Durch den Gastland-Pavillon schlendern können Buchmessen-Besucher in diesem Jahr nicht. Aber lesend kann man Kanada ja auch kennenlernen.

Von Sandra Trauner, dpa 12.10.2020, 13:47

Frankfurt/Main (dpa) - Kanada wäre in diesem Jahr der Ehrengast der Frankfurter Buchmesse gewesen, doch dann kam Corona. Der physische Gastlandauftritt wurde auf 2021 verschoben, das Land präsentiert seine Literatur 2020 aber zumindest online.

Viele Bücher kanadischer Autoren waren schon in der Pipeline der Verlage. Die Lektüre lohnt auch ohne Gastlandpavillon und Veranstaltungsfeuerwerk.

Einer der Spitzentitel ist "Das Flüstern der Bäume". Der zweite Roman von Michael Christie erschien am 5. Oktober bei Penguin (Random House). Es hat alles, was ein Bestseller braucht: ein aktuelles Thema, eine packende Geschichte, einen gut lesbaren Stil.

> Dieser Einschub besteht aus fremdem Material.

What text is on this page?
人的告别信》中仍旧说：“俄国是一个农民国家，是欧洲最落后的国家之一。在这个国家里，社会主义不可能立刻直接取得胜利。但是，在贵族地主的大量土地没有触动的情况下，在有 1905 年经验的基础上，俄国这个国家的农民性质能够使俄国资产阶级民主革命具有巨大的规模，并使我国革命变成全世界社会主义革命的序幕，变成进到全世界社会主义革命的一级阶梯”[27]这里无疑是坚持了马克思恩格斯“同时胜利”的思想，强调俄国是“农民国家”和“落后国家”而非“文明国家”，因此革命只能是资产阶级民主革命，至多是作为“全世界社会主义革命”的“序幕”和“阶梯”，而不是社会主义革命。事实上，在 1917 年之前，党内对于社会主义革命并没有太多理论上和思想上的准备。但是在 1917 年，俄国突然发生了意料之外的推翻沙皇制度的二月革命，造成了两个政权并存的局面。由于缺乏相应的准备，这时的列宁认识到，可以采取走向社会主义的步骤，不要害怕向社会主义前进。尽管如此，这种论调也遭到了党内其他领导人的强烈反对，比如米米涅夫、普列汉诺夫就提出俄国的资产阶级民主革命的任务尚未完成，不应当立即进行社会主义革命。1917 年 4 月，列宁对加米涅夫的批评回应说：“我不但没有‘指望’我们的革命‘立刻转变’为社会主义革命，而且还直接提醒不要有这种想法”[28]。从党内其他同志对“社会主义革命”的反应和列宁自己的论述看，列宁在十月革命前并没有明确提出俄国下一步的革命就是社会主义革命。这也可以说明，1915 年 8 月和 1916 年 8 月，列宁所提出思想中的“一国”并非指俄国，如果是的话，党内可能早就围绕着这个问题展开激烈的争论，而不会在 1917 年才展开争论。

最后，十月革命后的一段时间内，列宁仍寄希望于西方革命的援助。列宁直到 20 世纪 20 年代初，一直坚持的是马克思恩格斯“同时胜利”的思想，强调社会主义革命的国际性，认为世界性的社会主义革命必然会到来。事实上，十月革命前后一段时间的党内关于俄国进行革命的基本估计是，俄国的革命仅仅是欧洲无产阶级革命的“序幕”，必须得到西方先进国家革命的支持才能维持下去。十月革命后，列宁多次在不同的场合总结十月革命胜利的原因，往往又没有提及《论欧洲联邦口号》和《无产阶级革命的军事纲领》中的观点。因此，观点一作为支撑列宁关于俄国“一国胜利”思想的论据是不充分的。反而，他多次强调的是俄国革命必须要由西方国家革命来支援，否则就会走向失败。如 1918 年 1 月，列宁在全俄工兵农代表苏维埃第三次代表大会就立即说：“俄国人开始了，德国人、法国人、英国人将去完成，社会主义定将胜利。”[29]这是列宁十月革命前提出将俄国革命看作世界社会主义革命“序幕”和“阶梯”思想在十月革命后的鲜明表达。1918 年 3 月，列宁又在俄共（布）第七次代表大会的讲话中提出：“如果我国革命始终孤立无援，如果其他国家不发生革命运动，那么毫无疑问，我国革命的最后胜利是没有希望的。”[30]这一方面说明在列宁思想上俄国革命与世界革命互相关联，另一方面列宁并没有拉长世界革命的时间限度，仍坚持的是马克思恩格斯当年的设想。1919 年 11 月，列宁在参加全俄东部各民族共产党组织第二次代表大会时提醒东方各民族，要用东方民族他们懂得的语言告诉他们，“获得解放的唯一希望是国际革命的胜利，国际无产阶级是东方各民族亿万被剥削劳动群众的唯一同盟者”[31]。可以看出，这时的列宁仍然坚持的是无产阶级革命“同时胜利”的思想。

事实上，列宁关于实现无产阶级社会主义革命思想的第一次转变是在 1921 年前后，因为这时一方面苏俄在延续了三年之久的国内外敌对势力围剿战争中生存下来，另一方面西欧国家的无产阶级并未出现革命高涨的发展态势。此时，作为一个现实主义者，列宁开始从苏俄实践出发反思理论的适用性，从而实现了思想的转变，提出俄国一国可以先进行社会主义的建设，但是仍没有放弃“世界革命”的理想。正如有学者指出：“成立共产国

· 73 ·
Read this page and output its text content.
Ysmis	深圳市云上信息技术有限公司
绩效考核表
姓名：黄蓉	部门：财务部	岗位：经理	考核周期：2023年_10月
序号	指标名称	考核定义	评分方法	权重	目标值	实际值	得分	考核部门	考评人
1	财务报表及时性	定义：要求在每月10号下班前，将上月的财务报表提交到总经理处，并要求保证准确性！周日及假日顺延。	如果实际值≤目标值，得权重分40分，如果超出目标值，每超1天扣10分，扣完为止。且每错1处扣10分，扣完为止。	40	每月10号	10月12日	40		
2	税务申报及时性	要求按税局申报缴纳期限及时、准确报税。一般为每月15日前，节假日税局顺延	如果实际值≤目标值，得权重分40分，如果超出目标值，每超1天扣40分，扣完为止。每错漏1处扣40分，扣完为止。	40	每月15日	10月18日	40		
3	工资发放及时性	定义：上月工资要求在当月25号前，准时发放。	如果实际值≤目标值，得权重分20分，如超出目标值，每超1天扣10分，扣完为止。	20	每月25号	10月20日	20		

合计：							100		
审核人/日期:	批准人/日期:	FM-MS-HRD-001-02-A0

In der Rahmenhandlung steht die Welt im Jahr 2038 am Abgrund: "Das Große Welken" hat die Natur nahezu vollständig zerstört. Staubstürme fegen über die Erde - die Reichen verschanzen sich in klimatisierten Türmen, die Armen sterben am "Rippenwürger". Auf einer Insel vor Kanada liegt das Paradies dieser Zeit: die letzten Bäume der Erde. Eine Wissenschaftlerin führt Besucher, die Pilger heißen, über die Insel. Dass sie selbst Greenwood heißt wie die Insel, hält sie für Zufall - bis sie das Tagebuch ihrer Großmutter zugespielt bekommt.

Der Hauptteil erzählt die abenteuerliche Familiengeschichte der Greenwoods: der Opfertod der Großmutter und wie ein Landstreicher das Baby rettet; der Holz-Magnat, der aus Profitgier Wälder vernichtet und nur heimlich lieben darf; seine Tochter, die zur Ökokriegerin wird; ein Schreiner, der aus "wiedergewonnenem" Holz Luxus zaubert... Jede der Figuren ist spannend und ihre Geschichten sind spannend verwoben.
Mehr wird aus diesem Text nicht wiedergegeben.